Qui rémunère l’agent sportif ?
L’agent sportif est une personne qui met en rapport les parties (joueurs, entraîneurs et clubs) intéressées à la conclusion d’un contrat rémunéré ou d’une convention de transfert d’un joueur de football.
Il peut aussi bien être mandaté par un club que par un joueur. Mais nous nous intéresserons ici uniquement à la seconde option : l’agent mandaté par le joueur.
L’agent agit dans l’intérêt exclusif de son client, le joueur, le seul à pouvoir le rémunérer : « Un agent sportif ne peut agir que pour le compte d’une des parties au même contrat, qui lui donne mandat et peut seule le rémunérer » (article L. 222-10 du Code du sport issu de l’ordonnance n° 2006-596 du 23 mai 2006).
Une enquête menée entre 2004 et 2005 par l’Inspection générale de la jeunesse et des sports dénonçait le non-respect de l’obligation faite au mandant de rémunérer l’agent.
Les clubs se sont alors substitués aux sportifs pour payer directement leur agent sans faire transiter les sommes par le patrimoine des joueurs.
Une telle situation permettait aux footballeurs professionnels de ne pas intégrer cette rémunération dans leur revenu imposable et aux clubs ne pas payer les charges patronales sur ces montants.
Afin de donner un cadre légal à cette pratique, la loi n° 2010-626 du 9 juin 2010 a modifié le contenu (et la numérotation) de l’article 222-10 du Code du sport :
« Le montant de la rémunération de l’agent sportif peut, par accord entre celui-ci et les parties aux contrats mentionnés à l’article L. 222-7, être pour tout ou partie acquittée par le cocontractant du sportif ou de l’entraîneur ».
La faculté pour les clubs de régler la commission de l’agent sportif à la place du joueur a donc été rendue possible par la loi du 9 juin 2010.
Après avoir prévu que le club pouvait rémunérer l’agent du joueur, il était nécessaire de prévoir le régime fiscal de cette somme.
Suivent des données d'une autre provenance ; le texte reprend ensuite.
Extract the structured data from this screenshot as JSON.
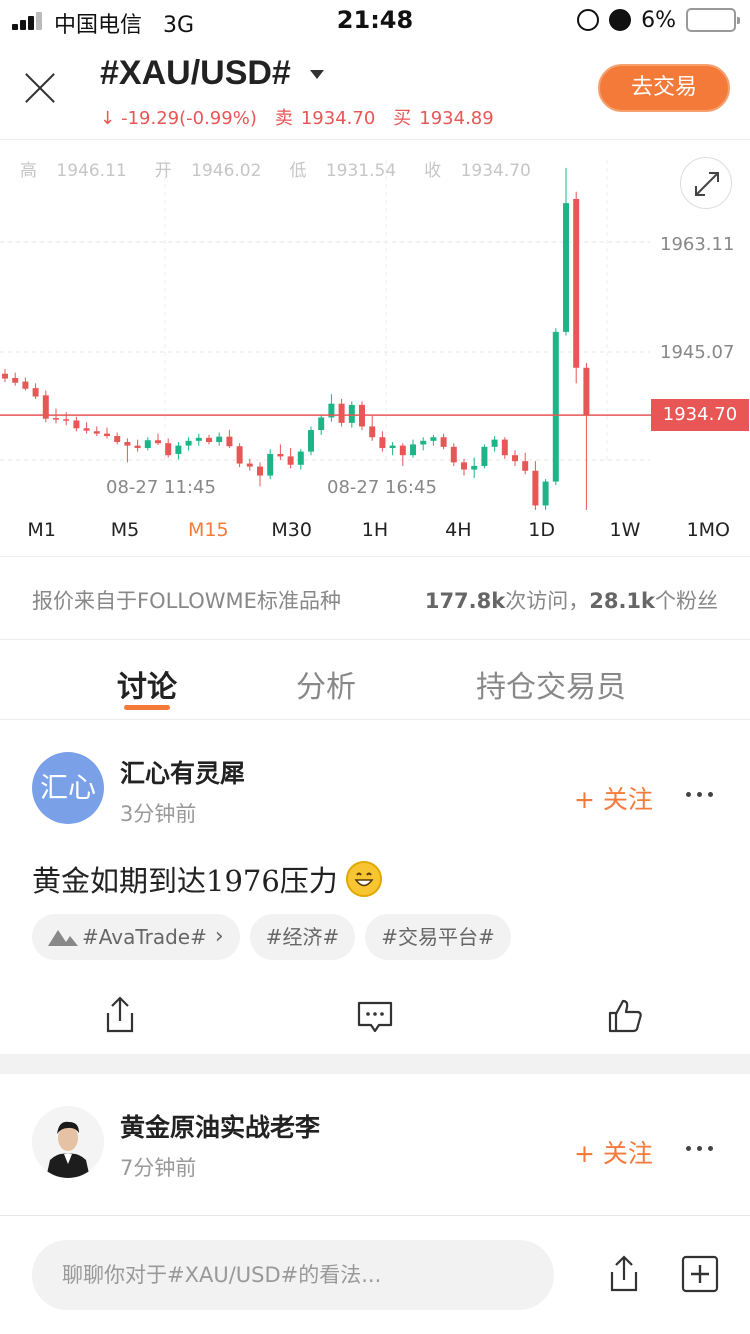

Le paiement de la « commission d’agent »
La question est désormais de savoir si cette rémunération constitue ou non un avantage offert par le club à son salarié (à l’instar d’une voiture de fonction par exemple) sur lequel ce dernier serait donc imposé.
La loi du 9 juin 2010 prévoyait que lorsque le club se substitue au joueur dans le règlement de son agent : « Cette rémunération n’est alors pas qualifiée d’avantage en argent accordé au sportif ou à l’entraîneur en sus des salaires, indemnités ou émoluments ».
Les raisons pour lesquelles le règlement de la commission de l’agent sportif du joueur, par le club, ne constitue pas un avantage en argent
Si cette rémunération était considérée comme un avantage, des charges supplémentaires devraient être payées par le sportif alors que le club en fait une prestation de service soumise par nature à la TVA.
Autrement dit, une telle situation est profitable pour les clubs ainsi que les joueurs qui ne vont pas payer de charges sur la rémunération de l’agent. A contrario, le montant des prélèvement sociaux va diminuer ce qui est défavorable à l’État.
C’est la raison pour laquelle, l’absence de prélèvements sociaux sur la rémunération de l’argent par le club avait été critiquée par certains députés qui estimaient qu’elle constituait un cadeau offert à tort aux clubs professionnels de foot pour venir compenser la suppression du droit à l’image collective en 2010 (qui permettait aux clubs d’être exonérés de charges sociales sur 30 % des rémunérations versées à leurs joueurs).
Retour à l’envoyeur
Six mois après la loi du 9 juin 2010, le législateur est revenu sur le régime de la rémunération de l’agent sportif réglé par le club en décidant qu’elle constituait bien un avantage accordé par le club au profit du joueur (loi n° 2010-1657 du 29 décembre 2010).
Les motifs d’un tel revirement
D’une part, la prestation de l’agent constitue un service rendu, non pas au club, mais au joueur dont il représente les intérêts. En application du droit commun, c’est donc au joueur de régler son agent. Dans l’hypothèse où le club se substituerait au joueur pour régler la commission de l’agent, ce règlement constitue un avantage offert au joueur par le club.
D’autre part, le joueur a la faculté de passer au régime réel de l’impôt sur le revenu et ainsi de déduire le coût de la prestation du revenu imposable.
En définitive, le régime fiscal de la rémunération de l’agent sportif du joueur par le club est défavorable au joueur, qui va payer des impôts sur la commission perçue par l’agent, défavorable au club qui va payer des charges patronales sur cette somme, favorable à l’État qui perçoit des prélèvements sociaux.